La transformation de notre système de santé ne pourra pas reposer uniquement sur l’augmentation du nombre de professionnels soignants – hypothèse irréaliste à court terme. La vraie rupture viendra de la transition d’une médecine essentiellement curative à une approche préventive, proactive et personnalisée qui nécessite : un arbitrage sur les financements, une répartition et délégation de tâche repensée, et des outils de télésanté.
La télésurveillance, un passage obligé
On ne pourra jamais mettre en place une prévention réellement personnalisée, une médecine de précision proactive, sans outils numériques tels que la télésurveillance médicale ou le Télésuivi. Ces dispositifs ne sont plus une option mais une nécessité, si l’on veut répondre aux besoins de santé publique sans multiplier par cinq ou dix le nombre de soignants. Le constat est simple : si l’on veut proposer des prises en soins précoce, sans attendre que le patient s’inquiète d’un symptômes (souvent tardif) ou arrive aux urgences, il faut suivre de grandes populations qui vont bien, en amont de la maladie, et donc à distance.

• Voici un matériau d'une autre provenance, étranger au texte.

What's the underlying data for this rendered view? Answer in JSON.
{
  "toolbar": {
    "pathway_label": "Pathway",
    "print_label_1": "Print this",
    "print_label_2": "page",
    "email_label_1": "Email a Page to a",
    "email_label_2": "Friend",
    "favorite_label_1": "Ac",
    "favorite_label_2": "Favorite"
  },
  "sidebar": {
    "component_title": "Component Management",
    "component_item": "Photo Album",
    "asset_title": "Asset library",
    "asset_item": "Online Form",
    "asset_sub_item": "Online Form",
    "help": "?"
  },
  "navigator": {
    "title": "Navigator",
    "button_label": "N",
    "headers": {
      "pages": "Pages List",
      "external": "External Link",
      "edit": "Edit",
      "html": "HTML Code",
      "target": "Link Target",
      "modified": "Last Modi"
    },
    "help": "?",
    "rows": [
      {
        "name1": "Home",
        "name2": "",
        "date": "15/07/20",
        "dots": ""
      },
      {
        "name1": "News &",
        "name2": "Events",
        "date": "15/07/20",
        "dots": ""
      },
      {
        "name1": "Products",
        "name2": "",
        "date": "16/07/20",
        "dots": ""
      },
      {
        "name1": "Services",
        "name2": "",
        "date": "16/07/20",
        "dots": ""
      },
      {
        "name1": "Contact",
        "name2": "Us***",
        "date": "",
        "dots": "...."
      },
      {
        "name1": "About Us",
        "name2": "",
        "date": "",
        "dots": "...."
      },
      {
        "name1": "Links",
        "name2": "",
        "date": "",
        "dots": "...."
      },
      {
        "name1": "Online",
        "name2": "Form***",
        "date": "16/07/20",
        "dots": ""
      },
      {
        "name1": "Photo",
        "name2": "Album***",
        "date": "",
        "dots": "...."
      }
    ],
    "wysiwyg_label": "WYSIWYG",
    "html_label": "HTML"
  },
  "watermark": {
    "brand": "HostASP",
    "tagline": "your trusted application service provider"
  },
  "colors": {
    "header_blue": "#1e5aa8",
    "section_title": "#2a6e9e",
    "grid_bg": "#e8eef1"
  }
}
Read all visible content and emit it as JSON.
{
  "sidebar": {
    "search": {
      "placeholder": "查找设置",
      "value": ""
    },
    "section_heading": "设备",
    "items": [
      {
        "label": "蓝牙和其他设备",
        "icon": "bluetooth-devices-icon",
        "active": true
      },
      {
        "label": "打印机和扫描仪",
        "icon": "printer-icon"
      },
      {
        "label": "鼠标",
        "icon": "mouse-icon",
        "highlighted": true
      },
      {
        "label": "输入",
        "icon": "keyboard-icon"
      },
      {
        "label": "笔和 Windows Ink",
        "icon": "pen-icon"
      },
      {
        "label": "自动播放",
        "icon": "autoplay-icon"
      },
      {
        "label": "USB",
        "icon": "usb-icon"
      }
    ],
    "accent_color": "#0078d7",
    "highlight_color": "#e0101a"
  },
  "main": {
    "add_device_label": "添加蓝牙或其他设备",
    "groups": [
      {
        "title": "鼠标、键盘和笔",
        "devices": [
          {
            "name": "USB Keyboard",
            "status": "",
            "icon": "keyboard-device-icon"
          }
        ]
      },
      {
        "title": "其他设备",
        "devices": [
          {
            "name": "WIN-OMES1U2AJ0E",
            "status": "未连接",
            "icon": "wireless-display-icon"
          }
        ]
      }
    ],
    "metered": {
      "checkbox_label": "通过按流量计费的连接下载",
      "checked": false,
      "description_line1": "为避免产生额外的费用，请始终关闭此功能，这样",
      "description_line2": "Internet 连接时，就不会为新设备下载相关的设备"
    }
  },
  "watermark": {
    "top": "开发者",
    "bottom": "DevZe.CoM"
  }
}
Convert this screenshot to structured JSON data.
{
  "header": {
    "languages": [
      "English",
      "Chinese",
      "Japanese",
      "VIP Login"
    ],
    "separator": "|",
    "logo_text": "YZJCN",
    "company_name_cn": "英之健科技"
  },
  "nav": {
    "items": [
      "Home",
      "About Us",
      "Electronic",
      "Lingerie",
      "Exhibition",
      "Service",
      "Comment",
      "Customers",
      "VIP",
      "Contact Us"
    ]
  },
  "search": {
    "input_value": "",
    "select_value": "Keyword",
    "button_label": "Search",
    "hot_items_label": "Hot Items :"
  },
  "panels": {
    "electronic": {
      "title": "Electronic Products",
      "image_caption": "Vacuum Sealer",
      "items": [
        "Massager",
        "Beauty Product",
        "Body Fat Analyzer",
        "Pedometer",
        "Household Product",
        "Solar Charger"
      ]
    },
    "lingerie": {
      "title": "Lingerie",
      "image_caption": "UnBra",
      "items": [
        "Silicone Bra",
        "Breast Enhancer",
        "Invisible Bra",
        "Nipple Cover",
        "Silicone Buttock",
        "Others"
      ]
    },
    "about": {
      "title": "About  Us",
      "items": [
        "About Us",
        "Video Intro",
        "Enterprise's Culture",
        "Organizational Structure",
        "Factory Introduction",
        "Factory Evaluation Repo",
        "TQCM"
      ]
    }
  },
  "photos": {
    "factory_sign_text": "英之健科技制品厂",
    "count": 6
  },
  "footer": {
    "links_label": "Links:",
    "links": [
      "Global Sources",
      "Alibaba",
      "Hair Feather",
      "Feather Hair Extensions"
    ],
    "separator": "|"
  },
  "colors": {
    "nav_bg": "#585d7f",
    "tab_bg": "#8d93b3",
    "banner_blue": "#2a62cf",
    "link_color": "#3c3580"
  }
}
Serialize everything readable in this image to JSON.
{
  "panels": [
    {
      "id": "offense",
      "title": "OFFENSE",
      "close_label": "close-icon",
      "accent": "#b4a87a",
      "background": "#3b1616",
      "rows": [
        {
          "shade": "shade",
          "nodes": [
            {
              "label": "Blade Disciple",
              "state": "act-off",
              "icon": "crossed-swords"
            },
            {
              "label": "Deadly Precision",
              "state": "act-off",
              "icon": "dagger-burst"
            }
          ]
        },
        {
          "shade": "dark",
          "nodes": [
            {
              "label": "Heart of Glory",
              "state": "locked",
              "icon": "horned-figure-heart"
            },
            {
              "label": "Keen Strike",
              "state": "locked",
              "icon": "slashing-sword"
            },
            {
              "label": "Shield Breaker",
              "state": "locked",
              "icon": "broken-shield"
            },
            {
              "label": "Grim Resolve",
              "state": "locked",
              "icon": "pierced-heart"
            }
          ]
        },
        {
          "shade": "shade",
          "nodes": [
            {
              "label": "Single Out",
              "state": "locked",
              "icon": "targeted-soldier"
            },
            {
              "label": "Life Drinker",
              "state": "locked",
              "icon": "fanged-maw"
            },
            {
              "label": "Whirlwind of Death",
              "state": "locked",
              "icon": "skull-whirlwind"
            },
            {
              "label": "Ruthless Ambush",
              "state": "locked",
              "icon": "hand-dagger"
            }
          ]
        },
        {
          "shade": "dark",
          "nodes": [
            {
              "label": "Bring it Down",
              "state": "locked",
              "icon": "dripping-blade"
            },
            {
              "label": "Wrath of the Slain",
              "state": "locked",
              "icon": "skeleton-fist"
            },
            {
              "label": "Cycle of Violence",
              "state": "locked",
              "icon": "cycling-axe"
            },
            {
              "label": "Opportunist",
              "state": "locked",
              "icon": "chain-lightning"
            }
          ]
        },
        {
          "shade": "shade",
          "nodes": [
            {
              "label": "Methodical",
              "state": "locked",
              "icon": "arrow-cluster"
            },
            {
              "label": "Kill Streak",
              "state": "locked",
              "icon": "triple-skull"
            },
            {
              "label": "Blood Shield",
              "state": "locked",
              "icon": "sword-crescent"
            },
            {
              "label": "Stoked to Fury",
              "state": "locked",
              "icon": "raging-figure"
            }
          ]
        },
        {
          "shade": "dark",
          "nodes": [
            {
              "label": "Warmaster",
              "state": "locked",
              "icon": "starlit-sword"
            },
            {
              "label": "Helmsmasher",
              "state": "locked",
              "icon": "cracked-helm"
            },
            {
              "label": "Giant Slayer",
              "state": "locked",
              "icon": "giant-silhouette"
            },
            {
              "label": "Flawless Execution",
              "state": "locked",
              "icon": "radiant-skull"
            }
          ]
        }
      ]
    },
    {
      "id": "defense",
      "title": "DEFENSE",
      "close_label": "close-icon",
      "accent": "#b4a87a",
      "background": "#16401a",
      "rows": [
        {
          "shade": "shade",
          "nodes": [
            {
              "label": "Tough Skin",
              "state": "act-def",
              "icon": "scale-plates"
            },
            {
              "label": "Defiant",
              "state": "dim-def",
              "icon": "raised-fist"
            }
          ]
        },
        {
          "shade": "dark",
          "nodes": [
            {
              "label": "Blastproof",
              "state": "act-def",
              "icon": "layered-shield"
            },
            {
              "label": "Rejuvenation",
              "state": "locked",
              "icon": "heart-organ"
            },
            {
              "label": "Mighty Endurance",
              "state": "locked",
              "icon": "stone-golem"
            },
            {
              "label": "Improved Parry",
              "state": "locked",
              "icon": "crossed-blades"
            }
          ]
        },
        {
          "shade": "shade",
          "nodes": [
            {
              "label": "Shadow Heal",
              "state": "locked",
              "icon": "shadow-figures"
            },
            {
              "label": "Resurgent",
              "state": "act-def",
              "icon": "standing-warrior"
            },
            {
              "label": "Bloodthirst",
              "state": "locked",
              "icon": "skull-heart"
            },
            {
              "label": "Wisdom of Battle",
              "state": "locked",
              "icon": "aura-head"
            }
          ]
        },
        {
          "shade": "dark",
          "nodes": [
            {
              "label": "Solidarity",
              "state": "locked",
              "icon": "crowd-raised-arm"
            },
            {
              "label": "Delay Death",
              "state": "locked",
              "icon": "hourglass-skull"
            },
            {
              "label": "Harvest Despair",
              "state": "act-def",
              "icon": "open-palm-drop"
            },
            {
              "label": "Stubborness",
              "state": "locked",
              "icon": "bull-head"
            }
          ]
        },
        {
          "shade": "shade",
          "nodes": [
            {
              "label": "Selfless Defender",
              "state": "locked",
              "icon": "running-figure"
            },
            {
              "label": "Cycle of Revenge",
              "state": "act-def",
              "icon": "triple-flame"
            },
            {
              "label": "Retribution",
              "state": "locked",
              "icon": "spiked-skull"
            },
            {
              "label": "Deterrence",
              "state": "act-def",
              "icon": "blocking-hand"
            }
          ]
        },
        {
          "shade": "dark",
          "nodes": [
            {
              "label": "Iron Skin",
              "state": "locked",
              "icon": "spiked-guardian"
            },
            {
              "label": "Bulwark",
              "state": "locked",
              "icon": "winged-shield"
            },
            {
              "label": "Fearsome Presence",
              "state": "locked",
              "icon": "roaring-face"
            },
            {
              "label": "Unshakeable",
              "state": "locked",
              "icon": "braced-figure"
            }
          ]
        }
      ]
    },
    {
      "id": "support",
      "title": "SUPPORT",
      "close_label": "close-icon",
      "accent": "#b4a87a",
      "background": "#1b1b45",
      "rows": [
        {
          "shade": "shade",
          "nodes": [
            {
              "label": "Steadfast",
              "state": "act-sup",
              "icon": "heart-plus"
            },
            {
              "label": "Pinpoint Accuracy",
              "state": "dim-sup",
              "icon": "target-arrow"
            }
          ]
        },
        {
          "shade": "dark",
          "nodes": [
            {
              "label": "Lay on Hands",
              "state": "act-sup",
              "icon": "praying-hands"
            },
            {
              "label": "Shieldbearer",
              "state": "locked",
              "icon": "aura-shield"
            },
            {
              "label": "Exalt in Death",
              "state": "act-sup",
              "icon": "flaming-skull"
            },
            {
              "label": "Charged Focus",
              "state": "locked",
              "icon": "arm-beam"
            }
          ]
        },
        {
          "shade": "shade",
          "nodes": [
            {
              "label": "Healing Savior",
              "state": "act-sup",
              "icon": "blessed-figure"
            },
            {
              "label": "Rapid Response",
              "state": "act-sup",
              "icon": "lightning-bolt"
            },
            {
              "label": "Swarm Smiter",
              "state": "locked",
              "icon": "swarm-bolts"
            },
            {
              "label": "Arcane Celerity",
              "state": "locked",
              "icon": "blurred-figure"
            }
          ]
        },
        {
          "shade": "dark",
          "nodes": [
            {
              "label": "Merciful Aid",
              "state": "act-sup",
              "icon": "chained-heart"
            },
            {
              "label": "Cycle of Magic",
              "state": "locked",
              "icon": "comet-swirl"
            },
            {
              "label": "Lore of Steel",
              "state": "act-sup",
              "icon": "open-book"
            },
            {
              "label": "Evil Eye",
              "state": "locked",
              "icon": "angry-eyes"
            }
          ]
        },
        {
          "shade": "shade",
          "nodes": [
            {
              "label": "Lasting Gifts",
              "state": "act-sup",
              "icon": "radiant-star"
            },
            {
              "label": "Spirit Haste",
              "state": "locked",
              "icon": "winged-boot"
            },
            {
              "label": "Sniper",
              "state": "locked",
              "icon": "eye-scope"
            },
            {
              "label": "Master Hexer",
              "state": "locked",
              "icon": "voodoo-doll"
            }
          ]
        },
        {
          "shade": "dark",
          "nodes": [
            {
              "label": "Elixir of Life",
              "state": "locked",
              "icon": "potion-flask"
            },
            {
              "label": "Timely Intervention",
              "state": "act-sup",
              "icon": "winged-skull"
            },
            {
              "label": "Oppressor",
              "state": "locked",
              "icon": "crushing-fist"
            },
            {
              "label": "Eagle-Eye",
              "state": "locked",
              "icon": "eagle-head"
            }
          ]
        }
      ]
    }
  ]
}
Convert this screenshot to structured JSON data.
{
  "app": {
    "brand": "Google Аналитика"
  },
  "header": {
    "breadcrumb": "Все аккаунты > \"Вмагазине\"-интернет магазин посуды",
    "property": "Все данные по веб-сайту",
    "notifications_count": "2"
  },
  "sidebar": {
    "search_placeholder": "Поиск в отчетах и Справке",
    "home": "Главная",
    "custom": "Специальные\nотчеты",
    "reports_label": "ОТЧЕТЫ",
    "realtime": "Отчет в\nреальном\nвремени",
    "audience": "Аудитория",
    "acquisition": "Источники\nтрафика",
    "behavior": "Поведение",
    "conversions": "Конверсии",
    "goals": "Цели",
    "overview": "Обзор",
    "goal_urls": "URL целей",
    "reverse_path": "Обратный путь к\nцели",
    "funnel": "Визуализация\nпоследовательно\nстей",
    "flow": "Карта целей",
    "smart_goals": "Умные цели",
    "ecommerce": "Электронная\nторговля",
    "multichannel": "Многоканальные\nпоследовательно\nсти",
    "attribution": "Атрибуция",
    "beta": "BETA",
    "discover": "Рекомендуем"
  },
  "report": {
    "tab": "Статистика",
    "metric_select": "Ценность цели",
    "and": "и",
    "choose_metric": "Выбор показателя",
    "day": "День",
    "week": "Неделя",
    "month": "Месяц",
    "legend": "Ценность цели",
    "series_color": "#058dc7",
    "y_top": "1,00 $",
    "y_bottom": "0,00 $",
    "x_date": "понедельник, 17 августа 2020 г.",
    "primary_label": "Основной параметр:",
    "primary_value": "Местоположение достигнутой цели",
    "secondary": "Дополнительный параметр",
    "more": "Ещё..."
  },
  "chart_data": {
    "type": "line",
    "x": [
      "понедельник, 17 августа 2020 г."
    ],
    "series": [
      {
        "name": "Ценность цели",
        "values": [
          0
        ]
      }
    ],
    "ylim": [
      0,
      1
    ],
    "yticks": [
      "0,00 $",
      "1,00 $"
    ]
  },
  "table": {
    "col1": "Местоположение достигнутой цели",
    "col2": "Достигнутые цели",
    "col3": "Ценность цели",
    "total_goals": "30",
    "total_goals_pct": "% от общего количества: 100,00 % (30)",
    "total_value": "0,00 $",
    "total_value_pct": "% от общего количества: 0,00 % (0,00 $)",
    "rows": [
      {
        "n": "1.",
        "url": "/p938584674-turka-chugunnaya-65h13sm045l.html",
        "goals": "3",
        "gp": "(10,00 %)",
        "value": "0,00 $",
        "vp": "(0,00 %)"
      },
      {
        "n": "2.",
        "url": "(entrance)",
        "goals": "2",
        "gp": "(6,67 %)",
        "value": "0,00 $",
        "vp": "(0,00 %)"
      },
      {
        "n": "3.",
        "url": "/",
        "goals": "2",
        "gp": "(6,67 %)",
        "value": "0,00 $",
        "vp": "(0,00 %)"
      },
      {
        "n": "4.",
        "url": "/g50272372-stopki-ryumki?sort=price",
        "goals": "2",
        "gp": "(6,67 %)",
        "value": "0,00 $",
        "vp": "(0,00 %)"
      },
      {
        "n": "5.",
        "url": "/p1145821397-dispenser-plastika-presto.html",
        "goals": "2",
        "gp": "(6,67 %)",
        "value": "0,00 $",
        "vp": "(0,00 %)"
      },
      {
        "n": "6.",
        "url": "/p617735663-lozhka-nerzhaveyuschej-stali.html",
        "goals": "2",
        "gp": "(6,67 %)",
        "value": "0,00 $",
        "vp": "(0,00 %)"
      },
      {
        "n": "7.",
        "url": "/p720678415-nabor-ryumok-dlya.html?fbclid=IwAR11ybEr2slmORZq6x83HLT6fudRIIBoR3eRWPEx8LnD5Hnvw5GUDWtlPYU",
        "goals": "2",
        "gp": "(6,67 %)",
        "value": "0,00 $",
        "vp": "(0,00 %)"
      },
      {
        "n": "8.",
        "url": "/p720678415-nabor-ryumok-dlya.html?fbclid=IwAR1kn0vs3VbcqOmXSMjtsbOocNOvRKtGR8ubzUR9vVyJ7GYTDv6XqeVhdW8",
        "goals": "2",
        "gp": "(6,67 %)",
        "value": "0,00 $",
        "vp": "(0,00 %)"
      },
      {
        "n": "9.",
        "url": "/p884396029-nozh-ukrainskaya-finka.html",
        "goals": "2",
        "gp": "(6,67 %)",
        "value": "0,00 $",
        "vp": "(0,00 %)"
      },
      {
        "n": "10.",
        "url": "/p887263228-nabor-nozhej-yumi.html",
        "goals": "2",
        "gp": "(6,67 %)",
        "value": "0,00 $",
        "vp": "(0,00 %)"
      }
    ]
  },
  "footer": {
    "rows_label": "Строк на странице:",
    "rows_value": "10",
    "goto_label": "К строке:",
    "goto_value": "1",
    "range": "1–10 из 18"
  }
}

Le défi : passer du POC au déploiement à grande échelle
La France regorge d’expertises : ingénierie, numérique, recherche médicale, innovation clinique. Pourtant, nous restons trop souvent bloqués au stade du POC (Proof of Concept), des projets pilotes, des Living Labs sans véritable passage à l’échelle. Le véritable enjeu des prochaines années est clair : industrialiser, déployer, et travailler collectivement de façon plus efficace pour amener ces innovations à l’échelle régionale, et nationale. Il a été démontré par exemple que la téléconsultation pouvait avoir des bénéfices économiques et écologiques dans certains cas, l’enjeu maintenant est d’en faire bénéficier tout le monde, quel que soit l’âge, le lieu de vie, la capacité à utiliser de nouvelles technologies*
Le numérique, catalyseur mais pas substitut au lien humain
La e-santé ne doit pas être perçue comme une fin en soi, mais comme un accélérateur. Rien ne remplace le contact physique, les rencontres concrètes, qui permettent d’instaurer la confiance, et d’accompagner les patients les plus éloignés du numérique. Sans nouveaux métier de support à l’usage des outils de télésanté, sans prise en compte du fossé digital, les inégalités d’accès aux soins ne seront pas réduites mais deviendrons au contraire insupportables.
À retenir
La e-santé n’est pas seulement un outil technologique : elle est la clé de voûte d’un changement de paradigme vers une médecine qui soigne moins tard, mais mieux et plus tôt. C’est une chance que nous devons saisir, collectivement, en dépassant la phase expérimentale pour construire un modèle réellement durable et efficace.